The New Michoacán Family Dominant Areas of Operation
Tren de Aragua
Origin: Venezuela (originated as a prison gang inside the Tocorón prison)
Reported leadership/ status: U.S. Treasury and State Department sanctions identify Héctor Rusthenford Guerrero Flores (a.k.a. “Niño Guerrero”) as the gang’s leader and list other senior affiliates; the State and Treasury Departments have added multiple Tren de Aragua figures to sanctions lists in 2024–2025 (U.S. Department of Treasury).
Documented funding streams:
- Human trafficking and kidnapping / extortion of migrants: Tren de Aragua has profited heavily by preying on vulnerable migrants — fees, ransom and forced labor are documented revenue lines (InSight Crime).

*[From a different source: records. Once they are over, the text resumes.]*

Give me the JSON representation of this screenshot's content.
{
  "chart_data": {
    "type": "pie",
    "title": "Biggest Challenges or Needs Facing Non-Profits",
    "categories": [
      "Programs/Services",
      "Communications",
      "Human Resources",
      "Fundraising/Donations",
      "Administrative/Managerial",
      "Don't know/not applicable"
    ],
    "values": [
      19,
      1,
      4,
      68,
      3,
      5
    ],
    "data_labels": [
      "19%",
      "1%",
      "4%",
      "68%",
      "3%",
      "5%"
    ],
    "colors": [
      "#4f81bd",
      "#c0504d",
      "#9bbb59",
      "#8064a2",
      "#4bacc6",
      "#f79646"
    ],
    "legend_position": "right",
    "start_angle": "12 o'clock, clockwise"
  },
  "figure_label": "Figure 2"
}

- Drug trafficking and weapons procurement: Treasury sanctions and reporting link Tren de Aragua to narcotics distribution and to trafficking of military-grade weapons (Reuters).
- Illicit mining and abusive resource extraction: U.S. sanctions and investigative reporting note gang involvement in illegal mining operations that generate income and facilitate weapons purchases (CBS News).
MS-13 (Mara Salvatrucha)
Origin: Los Angeles, California in the 1980s by El Salvadoran immigrant
Reported leadership/ status: MS-13 has a decentralized structure. U.S. prosecutions have targeted leaders of the group’s national command (“La Ranfla Nacional”) and named individual coordinators; reporting in 2024–2025 highlights arrests, deportations, and U.S. indictments for senior figures, and court filings suggest continued high-level cooperation and conflict across borders. Journalistic investigations and DOJ filings also discuss jailed leaders who may have negotiated with Salvadoran authorities (U.S. Department of Homeland Security).
Documented funding streams:
- Extortion and protection rackets: Local extortion of businesses and communities in Central America and immigrant neighborhoods is a major consistent revenue source (ProPublica).
- Drug trafficking at local and regional levels: MS-13 is involved in small- and mid-scale narcotics distribution, providing funds and connections to larger trafficking networks.
- Kidnapping, robbery and other violent crimes: Ransom and theft fund operations and pay enforcers (U.S. Department of Homeland Security).
The Bigger Picture – What the Designations and Evidence Show
- Leaders are being targeted: Since 2024–2025 the U.S. has used sanctions, indictments and extraditions to name and detain or sanction senior figures across these groups — from El Mayo Zambada (Sinaloa) to El Mencho (CJNG affiliates reported) and Héctor “Niño Guerrero” (Tren de Aragua). These actions are documented in DOJ, Treasury/OFAC and State Department releases and in major news outlets (U.S. Department of the Treasury).
- Revenue is diversified and getting darker: While cocaine and heroin trafficking remain core, fentanyl production (and procurement of precursor chemicals), extortion, migrant smuggling, kidnapping, fuel theft, illegal mining, arms trafficking and the abuse of legitimate businesses (real estate, agriculture, concerts/entertainment) are all documented funding streams across different groups. U.S. sanctions and investigative reporting have specifically named many of these revenue channels (El País).
- Designations change the tools available to governments: Calling these groups foreign terrorist organizations or Specially Designated Global Terrorists allows the U.S. to freeze assets, sanction facilitators, and criminalize broader support networks — but it also raises legal, diplomatic and operational questions about military options, sovereignty and cooperation with affected countries (Reuters).